Realizar e perceber-se. Uma das principais tarefas do líder
é esclarecer a obra coletiva.
Liderança
é uma virtude, e não um dom. E, do ponto de vista filosófico, virtude é uma
força intrínseca. Por exemplo: a coragem o destemor, a iniciativa são forças
intrínseca. E virtual não é o que se opõe ao real, mas aquilo que se opõe ao
atual. Essa é uma discussão antiga na Filosofia, desde Aristóteles, no século
IV a.C. A árvore está virtualmente contida numa semente. Portanto, a semente é
virtualmente uma árvore. Quando ela passa a ser árvore, ela se atualiza. Não é
casual que em inglês se use a expressão actually no sentido de confirmação da
verdade. Quando você diz actually, em inglês, não está querendo dizer “atualmente”,
como sugere o falso cognato em português. A intenção é se referir àquilo que,
concretamente, está existindo.
Por que
partirmos dessa ideia? Porque a liderança é uma virtude que está em qualquer
pessoa, do ponto de vista virtual. O virtual precisa ser atualizado ou
realizado. Fala-se muito no campo financeiro em “realizar” lucros ou, no
Terceiro Setor, em “realizar” projetos. A expressão “realizar”, que para nós
veio do latim, invadiu o português e o inglês com sentidos que se aproximam.
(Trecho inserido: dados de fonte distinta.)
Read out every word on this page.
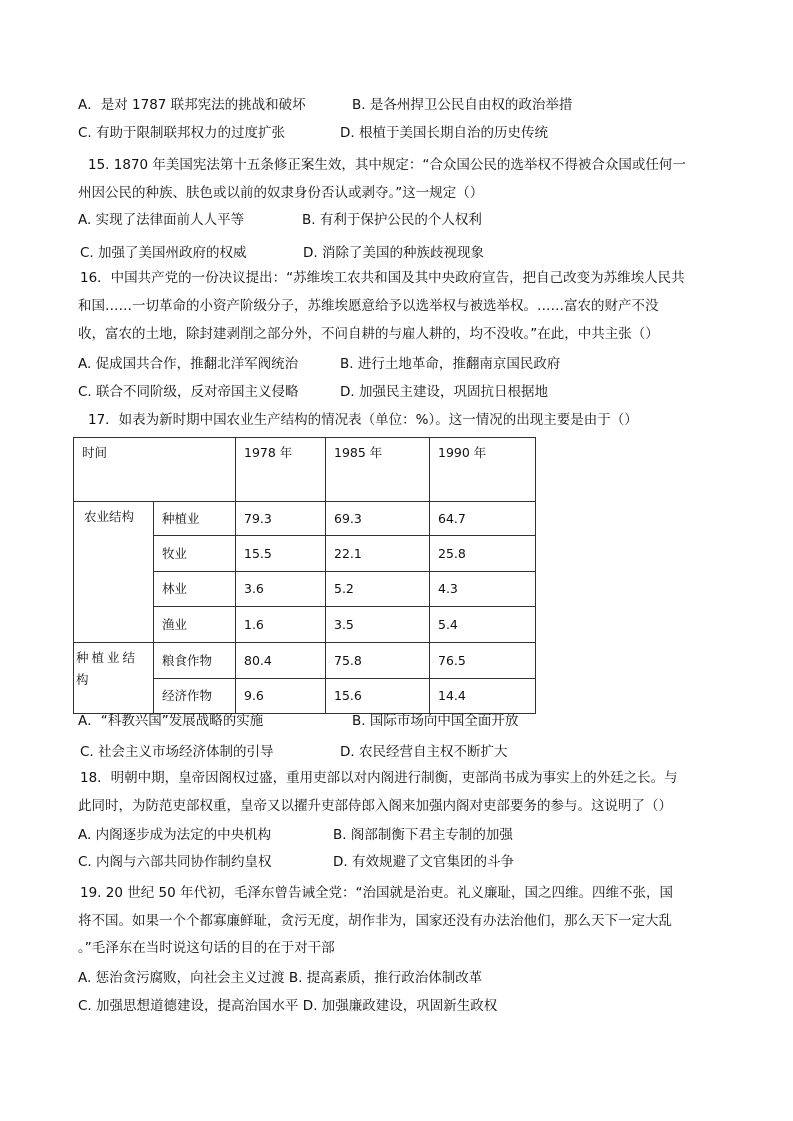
A．是对 1787 联邦宪法的挑战和破坏	B. 是各州捍卫公民自由权的政治举措
C. 有助于限制联邦权力的过度扩张	D. 根植于美国长期自治的历史传统
15. 1870 年美国宪法第十五条修正案生效，其中规定：“合众国公民的选举权不得被合众国或任何一
州因公民的种族、肤色或以前的奴隶身份否认或剥夺。”这一规定（）
A. 实现了法律面前人人平等	B. 有利于保护公民的个人权利
C. 加强了美国州政府的权威	D. 消除了美国的种族歧视现象
16．中国共产党的一份决议提出：“苏维埃工农共和国及其中央政府宣告，把自己改变为苏维埃人民共
和国……一切革命的小资产阶级分子，苏维埃愿意给予以选举权与被选举权。……富农的财产不没
收，富农的土地，除封建剥削之部分外，不问自耕的与雇人耕的，均不没收。”在此，中共主张（）
A. 促成国共合作，推翻北洋军阀统治	B. 进行土地革命，推翻南京国民政府
C. 联合不同阶级，反对帝国主义侵略	D. 加强民主建设，巩固抗日根据地
17．如表为新时期中国农业生产结构的情况表（单位：%）。这一情况的出现主要是由于（）
时间		1978 年	1985 年	1990 年

农业结构	种植业	79.3	69.3	64.7

	牧业	15.5	22.1	25.8

	林业	3.6	5.2	4.3

	渔业	1.6	3.5	5.4

种植业结构	粮食作物	80.4	75.8	76.5

	经济作物	9.6	15.6	14.4
A．“科教兴国”发展战略的实施	B. 国际市场向中国全面开放
C. 社会主义市场经济体制的引导	D. 农民经营自主权不断扩大
18．明朝中期，皇帝因阁权过盛，重用吏部以对内阁进行制衡，吏部尚书成为事实上的外廷之长。与
此同时，为防范吏部权重，皇帝又以擢升吏部侍郎入阁来加强内阁对吏部要务的参与。这说明了（）
A. 内阁逐步成为法定的中央机构	B. 阁部制衡下君主专制的加强
C. 内阁与六部共同协作制约皇权	D. 有效规避了文官集团的斗争
19. 20 世纪 50 年代初，毛泽东曾告诫全党：“治国就是治吏。礼义廉耻，国之四维。四维不张，国
将不国。如果一个个都寡廉鲜耻，贪污无度，胡作非为，国家还没有办法治他们，那么天下一定大乱
。”毛泽东在当时说这句话的目的在于对干部
A. 惩治贪污腐败，向社会主义过渡 B. 提高素质，推行政治体制改革
C. 加强思想道德建设，提高治国水平 D. 加强廉政建设，巩固新生政权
Fazer
com que o virtual seja realizado é fazer com que ele se torne atual, real ou,
como dissemos, no sentido de dar-se conta. Ou seja, tomar consciência. Não é
possível que qualquer homem ou qualquer mulher desenvolva qualquer trabalho se
não tiver consciência clara da finalidade daquela atividade.
Aliás,
de maneira geral, quando se vai abrir uma empresa no Brasil, pergunta-se qual a
razão social. Razão social significa dizer qual é o sentido daquilo que será
realizado. Qual a razão da sua existência? Qual é a razão de você atuar nessa
área? Por que trabalhar nesse setor? Ou: qual é a sua obra, qual o resultado da
tua obra?
A sua obra
é atuar na área de varejo? É fazer contato com cliente? É emitir ordens de
pagamento? Qual é a sua obra? É projetar planos ambientais? Projetos sociais?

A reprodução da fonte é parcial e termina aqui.